For corporate plans, the biggest positive change was interest rate stabilization. Since the 2006 passage of the Pension Protection Act, most plan sponsors have had to use discount rates based on a two-year average of corporate bond index rates to calculate their pension liabilities and figure out their funding obligations each year. The rates were further broken depending on the maturity of the plan and when payouts are due.

In the current low-rate environment, the first segment rate for valuing liabilities due in the next five years is a rock-bottom 1.98%, while the highest rate is 6.19%.

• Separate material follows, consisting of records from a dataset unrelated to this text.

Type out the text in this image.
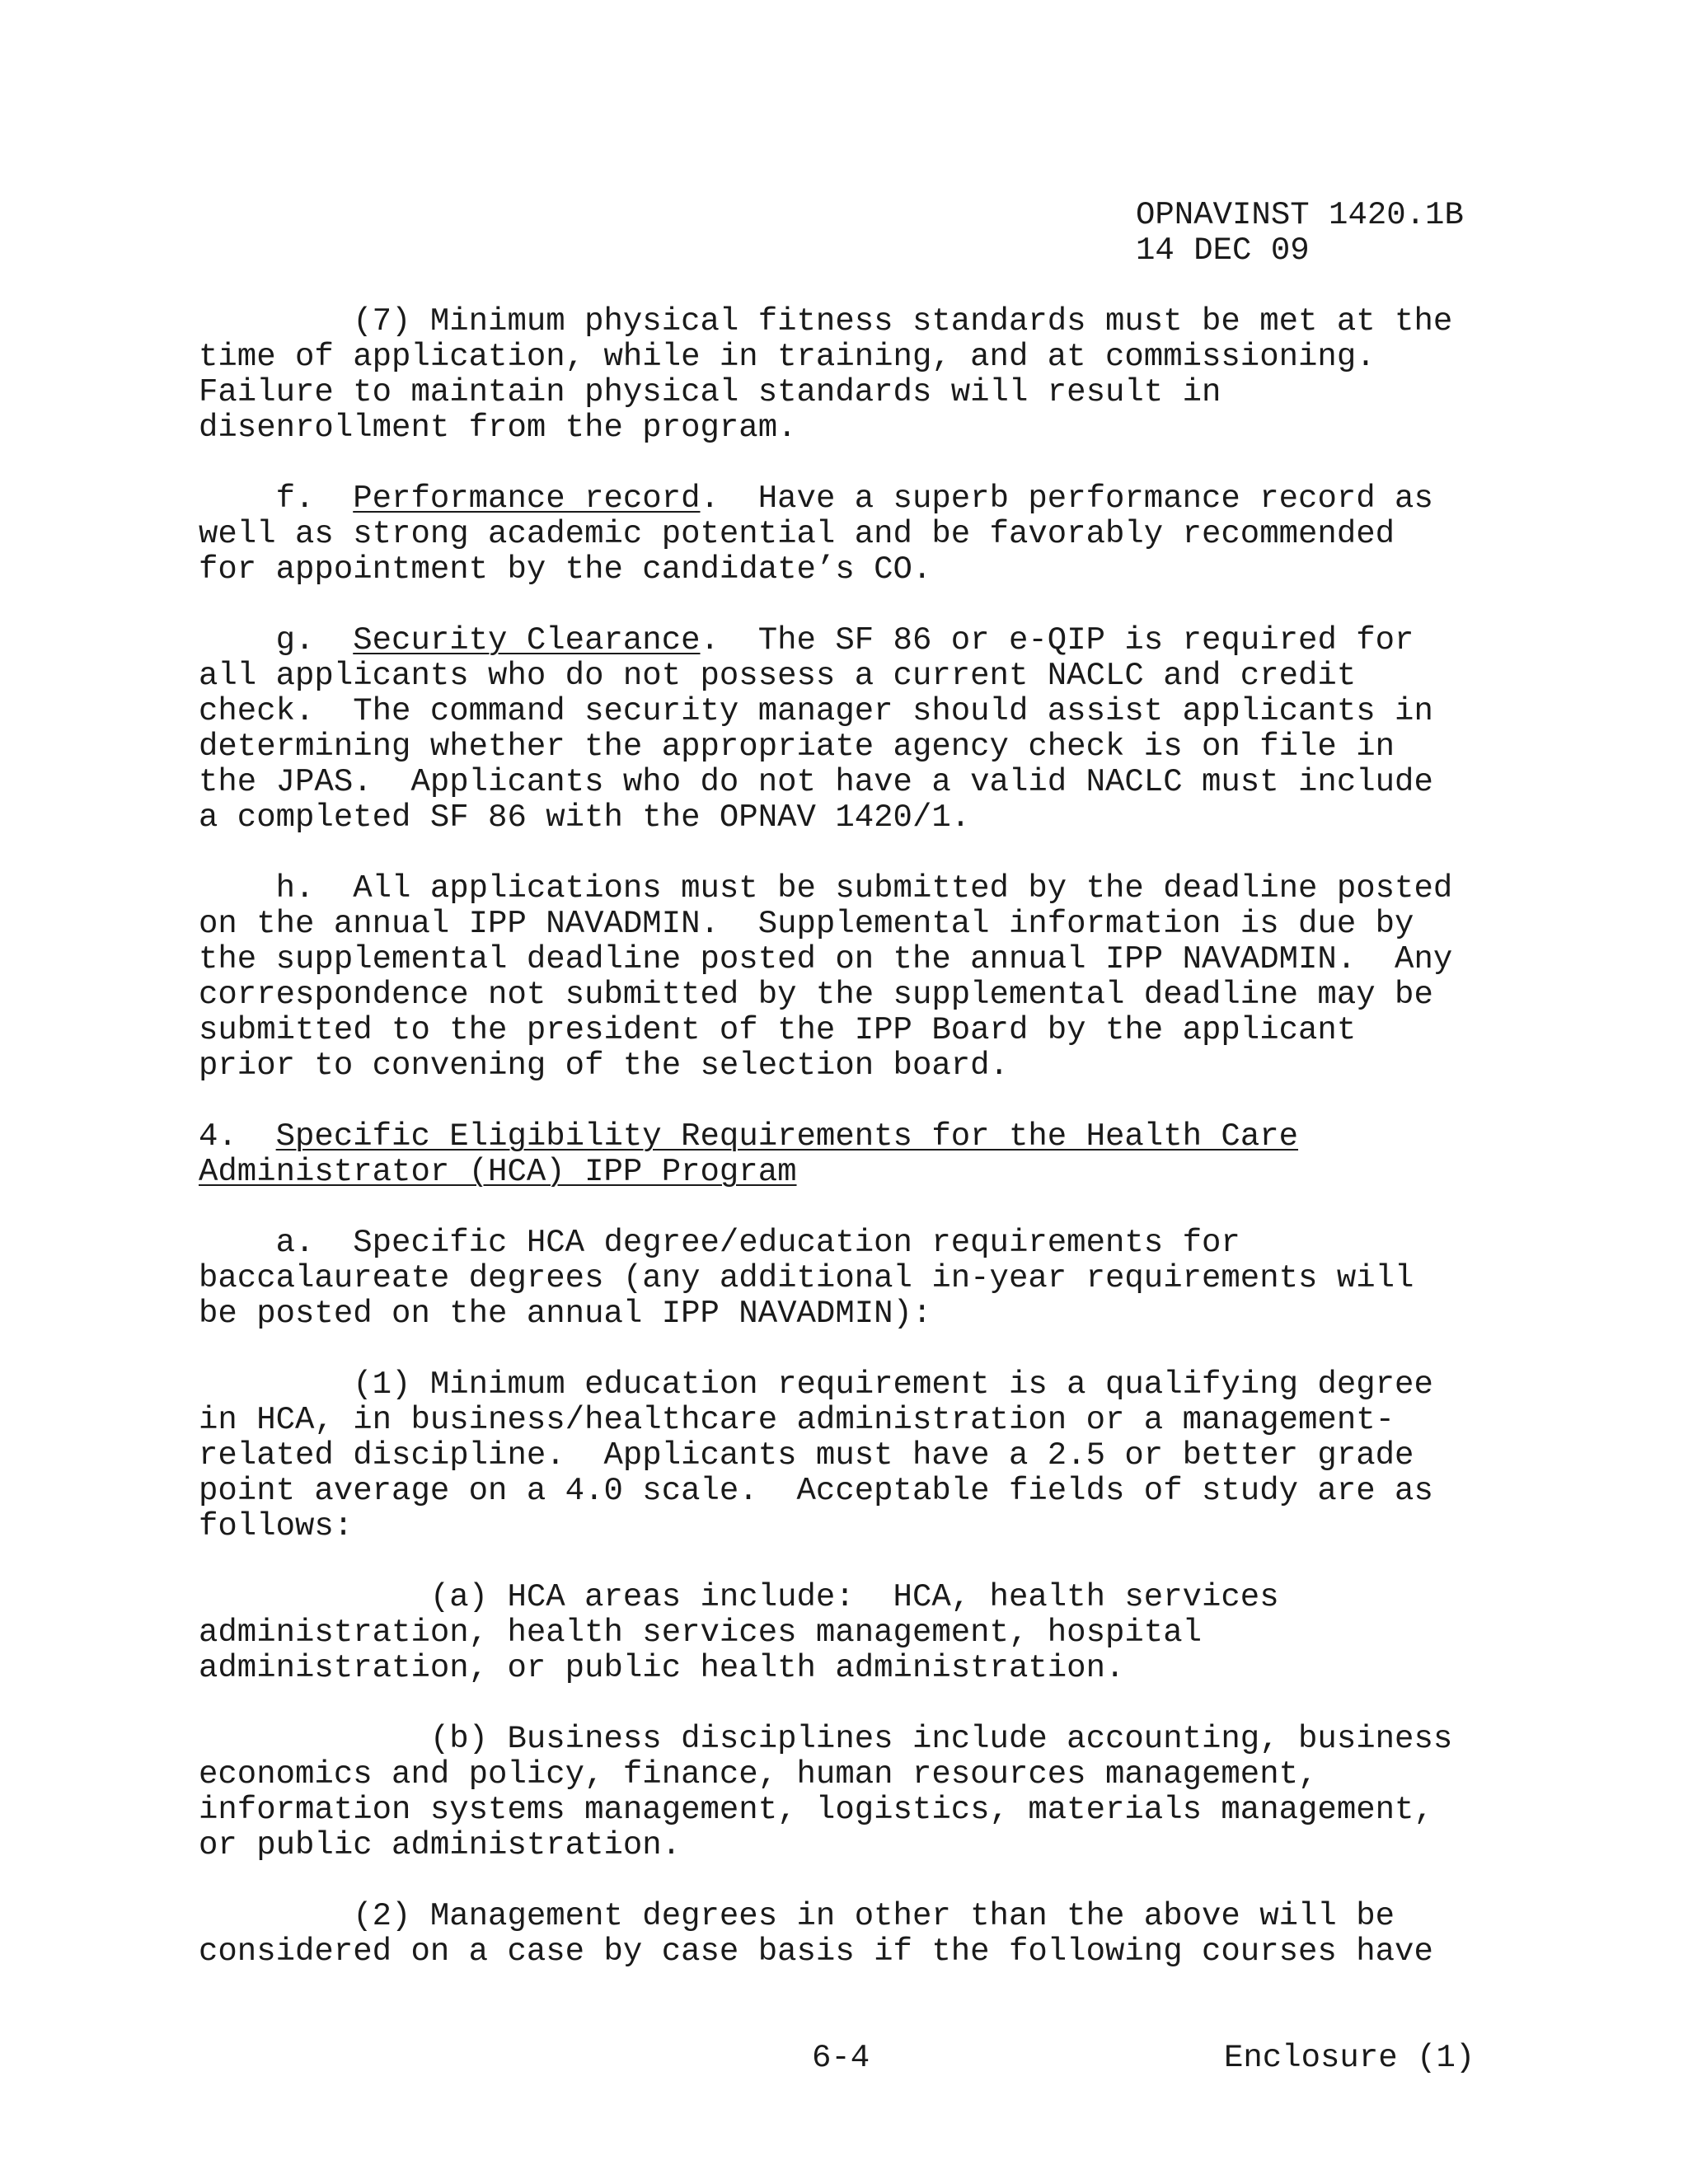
OPNAVINST 1420.1B
14 DEC 09
(7) Minimum physical fitness standards must be met at the
time of application, while in training, and at commissioning.
Failure to maintain physical standards will result in
disenrollment from the program.
f.  Performance record.  Have a superb performance record as
well as strong academic potential and be favorably recommended
for appointment by the candidate’s CO.
g.  Security Clearance.  The SF 86 or e-QIP is required for
all applicants who do not possess a current NACLC and credit
check.  The command security manager should assist applicants in
determining whether the appropriate agency check is on file in
the JPAS.  Applicants who do not have a valid NACLC must include
a completed SF 86 with the OPNAV 1420/1.
h.  All applications must be submitted by the deadline posted
on the annual IPP NAVADMIN.  Supplemental information is due by
the supplemental deadline posted on the annual IPP NAVADMIN.  Any
correspondence not submitted by the supplemental deadline may be
submitted to the president of the IPP Board by the applicant
prior to convening of the selection board.
4.  Specific Eligibility Requirements for the Health Care
Administrator (HCA) IPP Program
a.  Specific HCA degree/education requirements for
baccalaureate degrees (any additional in-year requirements will
be posted on the annual IPP NAVADMIN):
(1) Minimum education requirement is a qualifying degree
in HCA, in business/healthcare administration or a management-
related discipline.  Applicants must have a 2.5 or better grade
point average on a 4.0 scale.  Acceptable fields of study are as
follows:
(a) HCA areas include:  HCA, health services
administration, health services management, hospital
administration, or public health administration.
(b) Business disciplines include accounting, business
economics and policy, finance, human resources management,
information systems management, logistics, materials management,
or public administration.
(2) Management degrees in other than the above will be
considered on a case by case basis if the following courses have
6-4	Enclosure (1)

But under the new law, sponsors can take a 25-year historic average of corporate bond rates to determine a rate within a 10% range, or corridor, of the two-year rate.

Using the higher rates could reduce liabilities by 10% to 20%, estimates Donald Fuerst, senior pension fellow at the American Academy of Actuaries, Washington. The effective rate used now averages 5.3%, while the new discount rate will average 6.7%. “For some plans, it could make their entire underfunding problem disappear — for a while,” Mr. Fuerst said in an interview.

Anonymous said...

"it could make their entire underfunding problem disappear — for a while"

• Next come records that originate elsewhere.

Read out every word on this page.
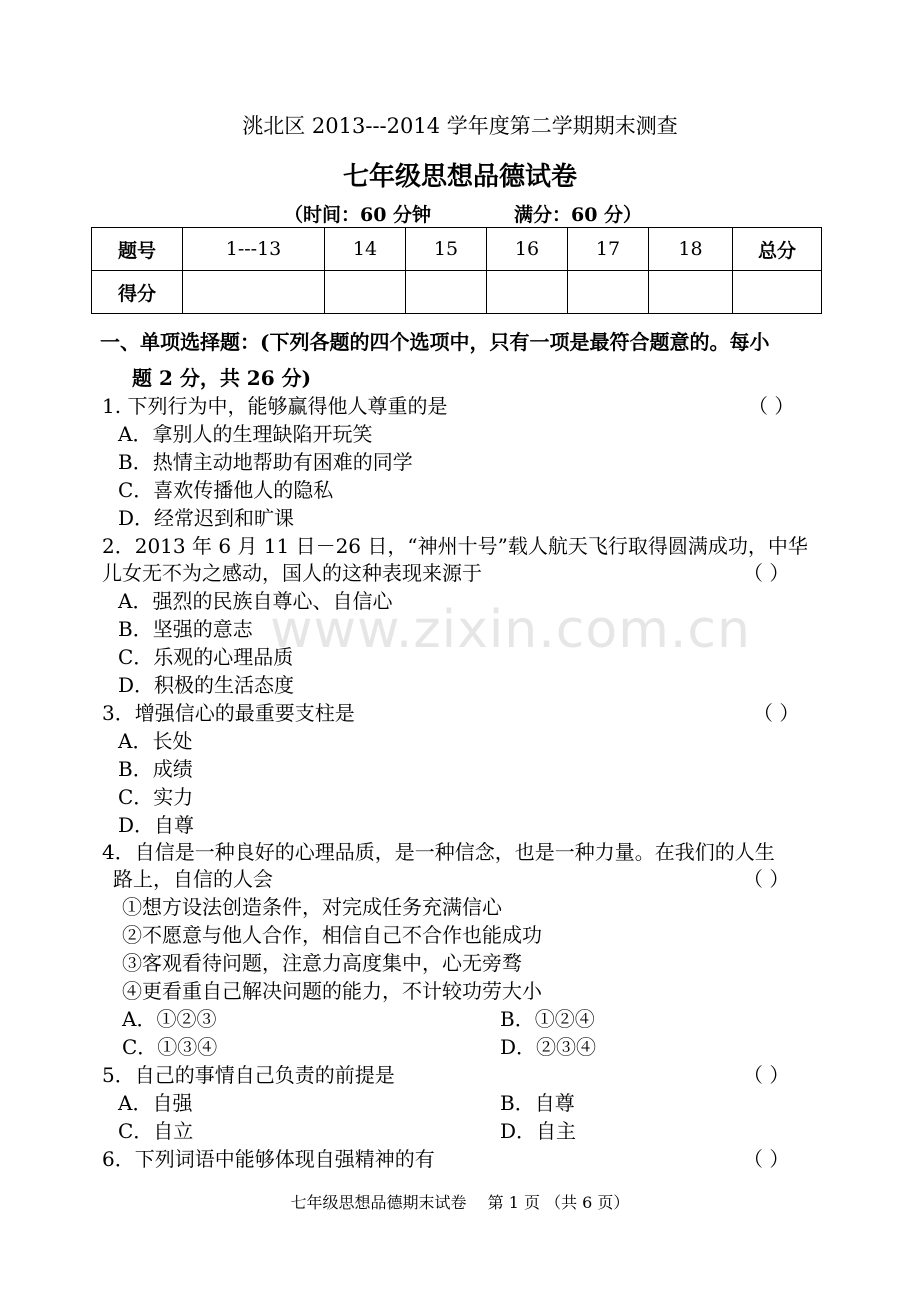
洮北区 2013---2014 学年度第二学期期末测查
七年级思想品德试卷
（时间：60 分钟	满分：60 分）
题号	1---13	14	15	16	17	18	总分
得分							
一、单项选择题：(下列各题的四个选项中，只有一项是最符合题意的。每小
题 2 分，共 26 分)
1. 下列行为中，能够赢得他人尊重的是	（ ）
A．拿别人的生理缺陷开玩笑
B．热情主动地帮助有困难的同学
C．喜欢传播他人的隐私
D．经常迟到和旷课
2．2013 年 6 月 11 日－26 日，“神州十号”载人航天飞行取得圆满成功，中华
儿女无不为之感动，国人的这种表现来源于	（ ）
A．强烈的民族自尊心、自信心
B．坚强的意志
C．乐观的心理品质
D．积极的生活态度
3．增强信心的最重要支柱是	（ ）
A．长处
B．成绩
C．实力
D．自尊
4．自信是一种良好的心理品质，是一种信念，也是一种力量。在我们的人生
路上，自信的人会	（ ）
①想方设法创造条件，对完成任务充满信心
②不愿意与他人合作，相信自己不合作也能成功
③客观看待问题，注意力高度集中，心无旁骛
④更看重自己解决问题的能力，不计较功劳大小
A．①②③	B．①②④
C．①③④	D．②③④
5．自己的事情自己负责的前提是	（ ）
A．自强	B．自尊
C．自立	D．自主
6．下列词语中能够体现自强精神的有	（ ）
www.zixin.com.cn
七年级思想品德期末试卷　 第 1 页 （共 6 页）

Key phrase here: "for a while".

Japan entered a long term economic depression over 20 years ago and has had ultra-low bond rates ever since their markets collapsed back in 1990. Same pattern might be seen in America. If so, then letting pensions play games by forecasting unrealistic high rates of return for outlying years might eventually cause pensions to go bankrupt at a faster rate.

The government is letting a risky "shell game" be played on pension holders with this new policy so that corporations can be let off the hook for their legal responsibilities. The Ponzi schemes continues.

Anonymous said...

Many tales of hardship at LLNL but a great fear of saying anything.

Anonymous said...

You could have been more detailed.
No, I didn't know about

Todd Kauppila
But here's what a google search showed:

Todd Kauppila died on May 8, 2005, aged 41, of hemorrhagic pancreatitis, at the Los Alamos hospital, according to the state medical examiner's office. No photograph of him is available due to the secret nature of his work.

Kauppila's death came just two days after he had publicly rejoiced over news that the lab's director, Peter Nanos, was leaving. Kauppila had been fired by Nanos on Sept. 23, 2004 following a security scandal. Kauppila stated he has been fired because he did not immediately return from a family vacation during a lab investigation into two classified computer disks that were thought to be missing; the apparent security breach had forced Nanos to shut down the lab for several weeks. Kauppila claimed he was made a scapegoat over the missing disks, which investigators subsequently concluded never existed, the mistake being blamed on a clerical error.

After leaving Los Alamos, Kauppila accepted a job as a contractor at Bechtel Nevada Corp., a research company that works with Los Alamos and other national laboratories.